Just the number of options given in this thread suggests that there's more than one or even half a dozen "roads to Rome". We're all making our guns go BANG!.... er, sorry. This is black powder so we're all making our guns go BOOM! with good regularity and repeatability. And regardless of the methods we would all appear to be having good luck with keeping them running reliably enough over the course of a day.

So do what works and be happy.

I've been casting my own round ball for a while now and it's not uncommon to find some with fissure lines on them.
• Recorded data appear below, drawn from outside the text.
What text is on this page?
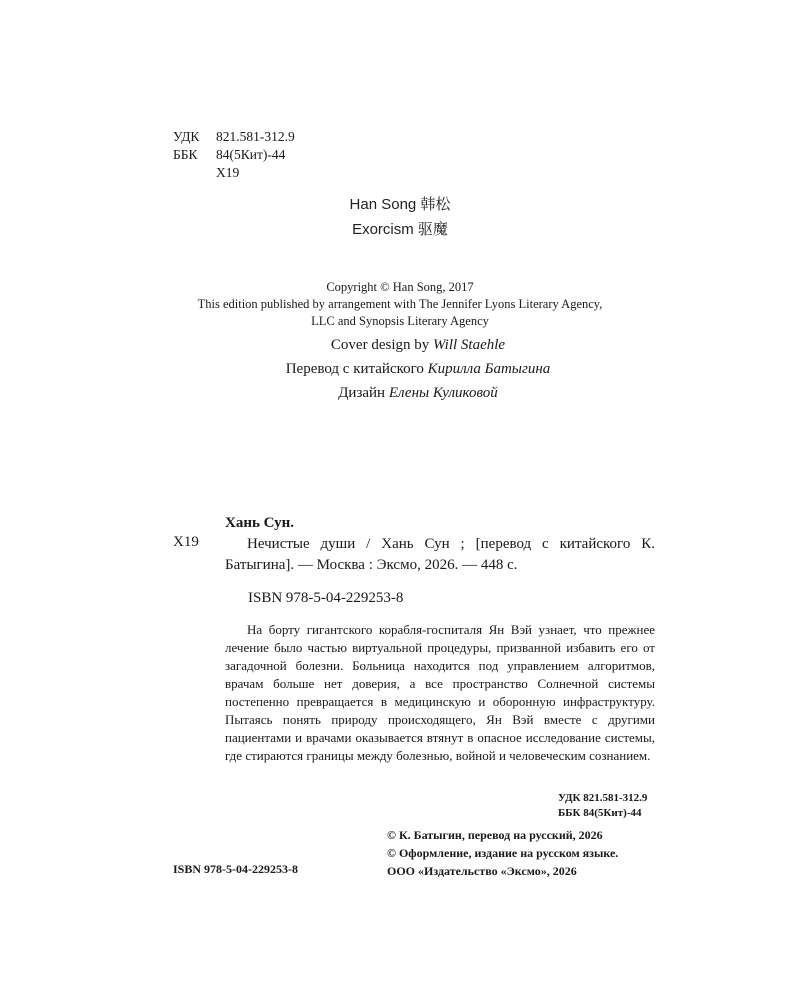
УДК	821.581-312.9
ББК	84(5Кит)-44
Х19
Han Song 韩松
Exorcism 驱魔
Copyright © Han Song, 2017
This edition published by arrangement with The Jennifer Lyons Literary Agency,
LLC and Synopsis Literary Agency
Cover design by Will Staehle
Перевод с китайского Кирилла Батыгина
Дизайн Елены Куликовой
Хань Сун.
Х19	Нечистые души / Хань Сун ; [перевод с китайского К. Батыгина]. — Москва : Эксмо, 2026. — 448 с.
ISBN 978-5-04-229253-8
На борту гигантского корабля-госпиталя Ян Вэй узнает, что прежнее лечение было частью виртуальной процедуры, призванной избавить его от загадочной болезни. Больница находится под управлением алгоритмов, врачам больше нет доверия, а все пространство Солнечной системы постепенно превращается в медицинскую и оборонную инфраструктуру. Пытаясь понять природу происходящего, Ян Вэй вместе с другими пациентами и врачами оказывается втянут в опасное исследование системы, где стираются границы между болезнью, войной и человеческим сознанием.
УДК 821.581-312.9
ББК 84(5Кит)-44
© К. Батыгин, перевод на русский, 2026
© Оформление, издание на русском языке.
ООО «Издательство «Эксмо», 2026
ISBN 978-5-04-229253-8
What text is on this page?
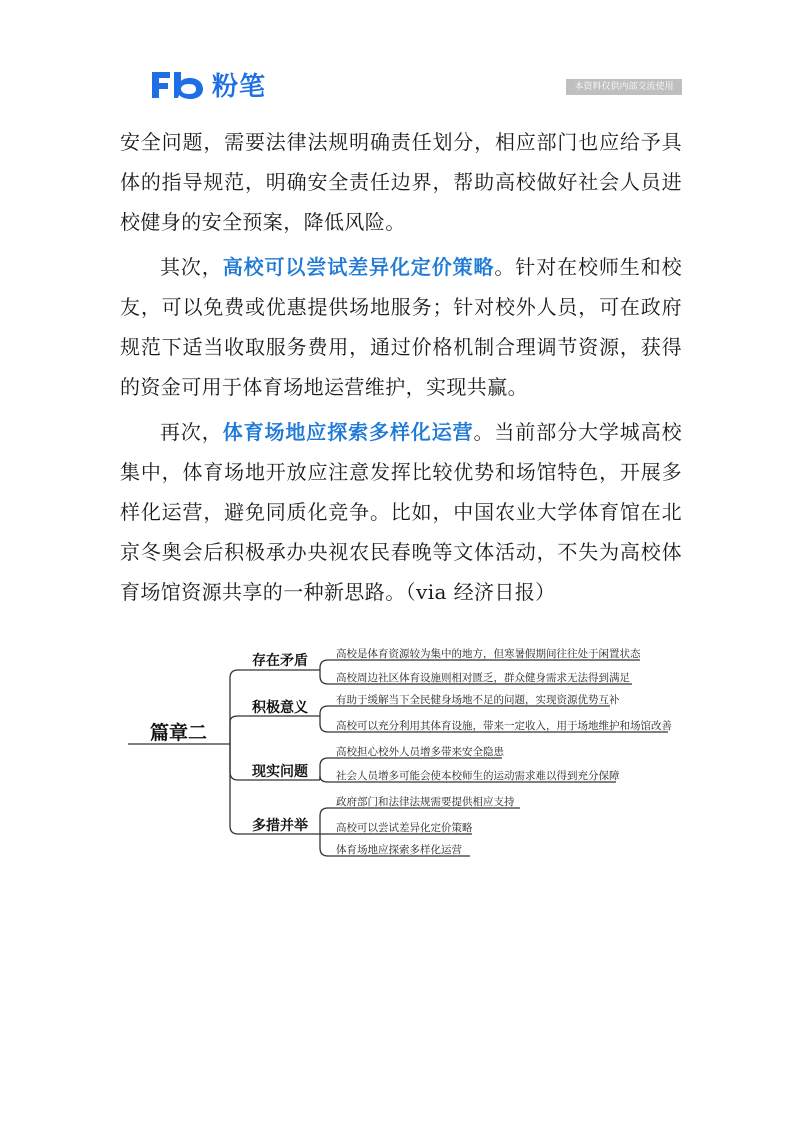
粉笔	本资料仅供内部交流使用

安全问题，需要法律法规明确责任划分，相应部门也应给予具体的指导规范，明确安全责任边界，帮助高校做好社会人员进校健身的安全预案，降低风险。

其次，高校可以尝试差异化定价策略。针对在校师生和校友，可以免费或优惠提供场地服务；针对校外人员，可在政府规范下适当收取服务费用，通过价格机制合理调节资源，获得的资金可用于体育场地运营维护，实现共赢。

再次，体育场地应探索多样化运营。当前部分大学城高校集中，体育场地开放应注意发挥比较优势和场馆特色，开展多样化运营，避免同质化竞争。比如，中国农业大学体育馆在北京冬奥会后积极承办央视农民春晚等文体活动，不失为高校体育场馆资源共享的一种新思路。（via 经济日报）

篇章二
存在矛盾
积极意义
现实问题
多措并举
高校是体育资源较为集中的地方，但寒暑假期间往往处于闲置状态
高校周边社区体育设施则相对匮乏，群众健身需求无法得到满足
有助于缓解当下全民健身场地不足的问题，实现资源优势互补
高校可以充分利用其体育设施，带来一定收入，用于场地维护和场馆改善
高校担心校外人员增多带来安全隐患
社会人员增多可能会使本校师生的运动需求难以得到充分保障
政府部门和法律法规需要提供相应支持
高校可以尝试差异化定价策略
体育场地应探索多样化运营
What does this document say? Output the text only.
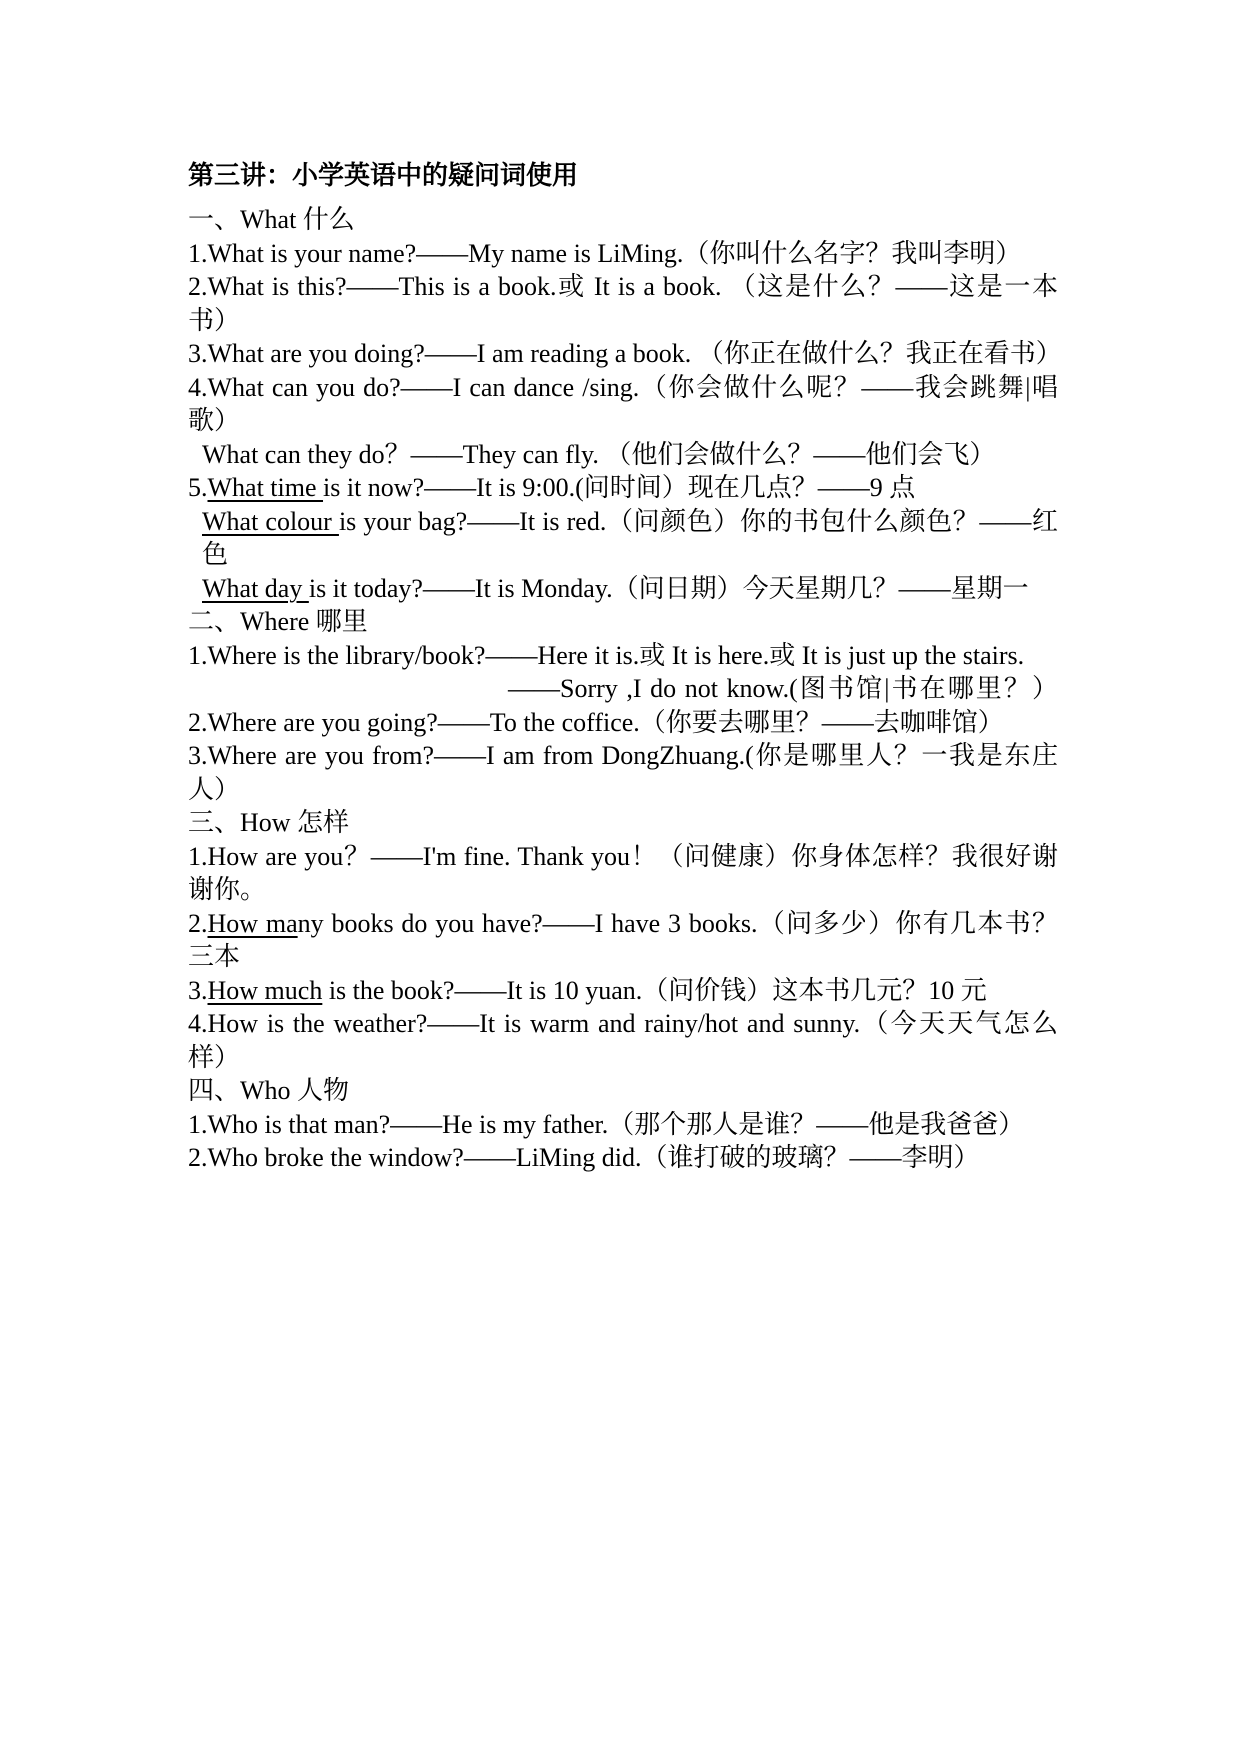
第三讲：小学英语中的疑问词使用
一、What 什么
1.What is your name?——My name is LiMing.（你叫什么名字？我叫李明）
2.What is this?——This is a book.或 It is a book. （这是什么？——这是一本书）
3.What are you doing?——I am reading a book. （你正在做什么？我正在看书）
4.What can you do?——I can dance /sing.（你会做什么呢？——我会跳舞|唱歌）
What can they do？——They can fly. （他们会做什么？——他们会飞）
5.What time is it now?——It is 9:00.(问时间）现在几点？——9 点
What colour is your bag?——It is red.（问颜色）你的书包什么颜色？——红色
What day is it today?——It is Monday.（问日期）今天星期几？——星期一
二、Where 哪里
1.Where is the library/book?——Here it is.或 It is here.或 It is just up the stairs.
——Sorry ,I do not know.(图书馆|书在哪里？）
2.Where are you going?——To the coffice.（你要去哪里？——去咖啡馆）
3.Where are you from?——I am from DongZhuang.(你是哪里人？一我是东庄人）
三、How 怎样
1.How are you？——I'm fine. Thank you！（问健康）你身体怎样？我很好谢谢你。
2.How many books do you have?——I have 3 books.（问多少）你有几本书？三本
3.How much is the book?——It is 10 yuan.（问价钱）这本书几元？10 元
4.How is the weather?——It is warm and rainy/hot and sunny.（今天天气怎么样）
四、Who 人物
1.Who is that man?——He is my father.（那个那人是谁？——他是我爸爸）
2.Who broke the window?——LiMing did.（谁打破的玻璃？——李明）
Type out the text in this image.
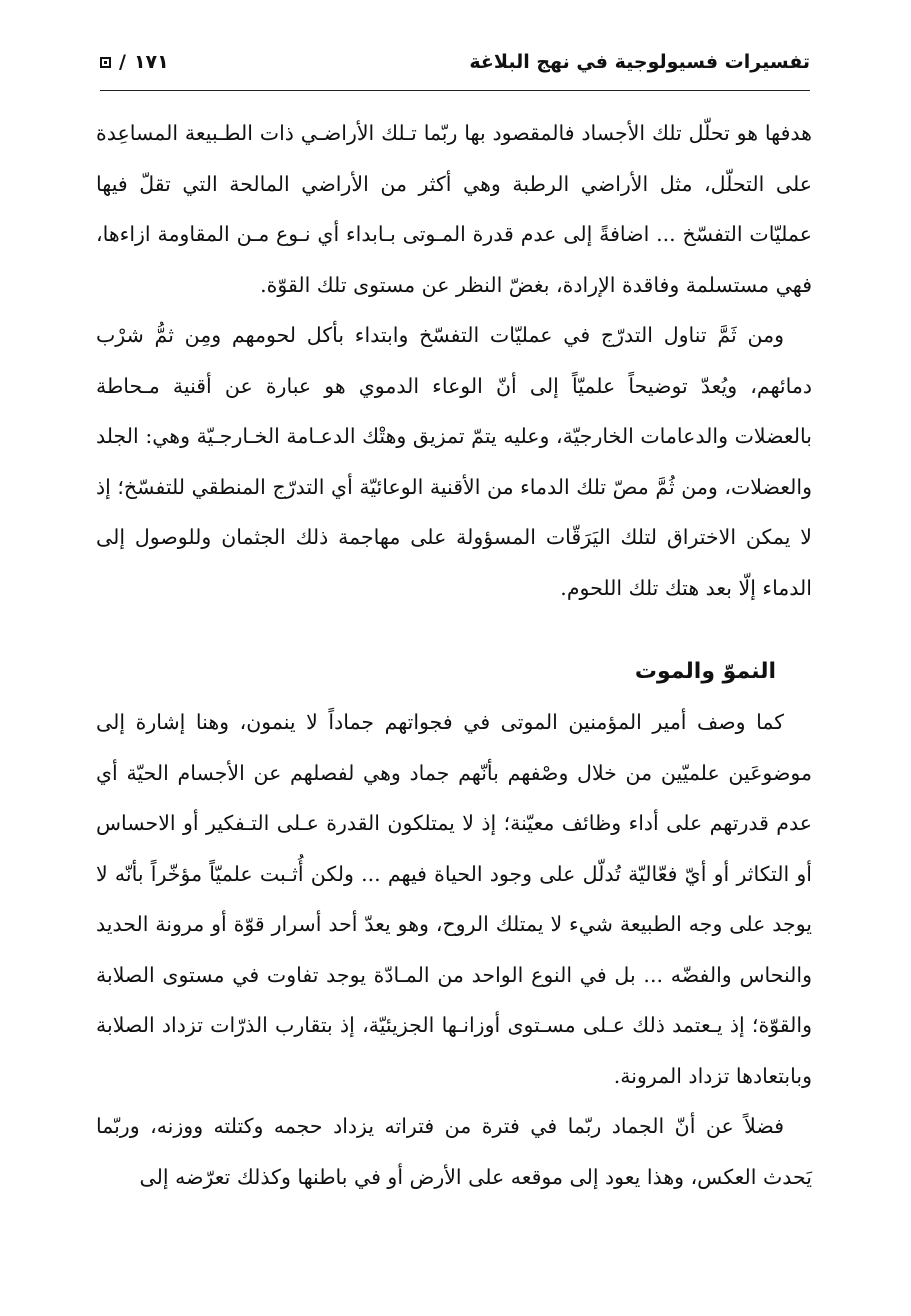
تفسيرات فسيولوجية في نهج البلاغة
١٧١
/

هدفها هو تحلّل تلك الأجساد فالمقصود بها ربّما تـلك الأراضـي ذات الطـبيعة المساعِدة على التحلّل، مثل الأراضي الرطبة وهي أكثر من الأراضي المالحة التي تقلّ فيها عمليّات التفسّخ ... اضافةً إلى عدم قدرة المـوتى بـابداء أي نـوع مـن المقاومة ازاءها، فهي مستسلمة وفاقدة الإرادة، بغضّ النظر عن مستوى تلك القوّة.

ومن ثَمَّ تناول التدرّج في عمليّات التفسّخ وابتداء بأكل لحومهم ومِن ثمُّ شرْب دمائهم، ويُعدّ توضيحاً علميّاً إلى أنّ الوعاء الدموي هو عبارة عن أقنية مـحاطة بالعضلات والدعامات الخارجيّة، وعليه يتمّ تمزيق وهتْك الدعـامة الخـارجـيّة وهي: الجلد والعضلات، ومن ثُمَّ مصّ تلك الدماء من الأقنية الوعائيّة أي التدرّج المنطقي للتفسّخ؛ إذ لا يمكن الاختراق لتلك اليَرَقّات المسؤولة على مهاجمة ذلك الجثمان وللوصول إلى الدماء إلّا بعد هتك تلك اللحوم.

النموّ والموت

كما وصف أمير المؤمنين الموتى في فجواتهم جماداً لا ينمون، وهنا إشارة إلى موضوعَين علميّين من خلال وصْفهم بأنّهم جماد وهي لفصلهم عن الأجسام الحيّة أي عدم قدرتهم على أداء وظائف معيّنة؛ إذ لا يمتلكون القدرة عـلى التـفكير أو الاحساس أو التكاثر أو أيّ فعّاليّة تُدلّل على وجود الحياة فيهم ... ولكن أُثـبت علميّاً مؤخّراً بأنّه لا يوجد على وجه الطبيعة شيء لا يمتلك الروح، وهو يعدّ أحد أسرار قوّة أو مرونة الحديد والنحاس والفضّه ... بل في النوع الواحد من المـادّة يوجد تفاوت في مستوى الصلابة والقوّة؛ إذ يـعتمد ذلك عـلى مسـتوى أوزانـها الجزيئيّة، إذ بتقارب الذرّات تزداد الصلابة وبابتعادها تزداد المرونة.

فضلاً عن أنّ الجماد ربّما في فترة من فتراته يزداد حجمه وكتلته ووزنه، وربّما يَحدث العكس، وهذا يعود إلى موقعه على الأرض أو في باطنها وكذلك تعرّضه إلى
Those get thrown back and I modify the temperature or casting speed to move away from the conditions that produced these cold flow balls. Even then while I'm doing this I'm thinking that I'm over thinking it and the swaging effect of the ramming of the ball more than likely closes any small lines. On top of that the viscosity of the oil I use would fill in any little lines that did remain. But I still toss them back for re-melting anyway.

On a slightly related note I wonder how many of you actually use a push stick to aid in seating your caps firmly?
 
Yes but I've had a cast round ball with an air pocket in it totally collapse under the loading lever, and for some reason was really hard to get out. I had the remove the nipple, dump out the powder, and use a cleaning rod and hammer to get it out!
 
When I first started shooting blackpowder back in the sixties I had the benefit of an experienced shooter to provide knowledge of what and what not to do. He told me to put a dab of crisco over the balls in the revolver I wanted to shoot. Yes it's messy to some extent but you have to throughly clean the gun after shooting it or experience big problems later on so I really don't mind. Black powder is just dirty anyway. It's not too hard to keep a wiping rag handy to wipe your fingers after applying the crisco and it can't be beat for cheap and easy. I've never had a chain fire either.

I use a large syringe to apply it which cuts down on the mess considerably.
 
Sam'l Colt said pour in powder, ram ball, cap and fire. If your caps fit tight, your balls are smooth and perfectly round and of the right alloy you are good to go. If not then a wad or grease adds an element of confidence to your shooting. If you shoot as much as some of us that element of confidence is invaluable.

Wad size? 11mm works great form my 1860s.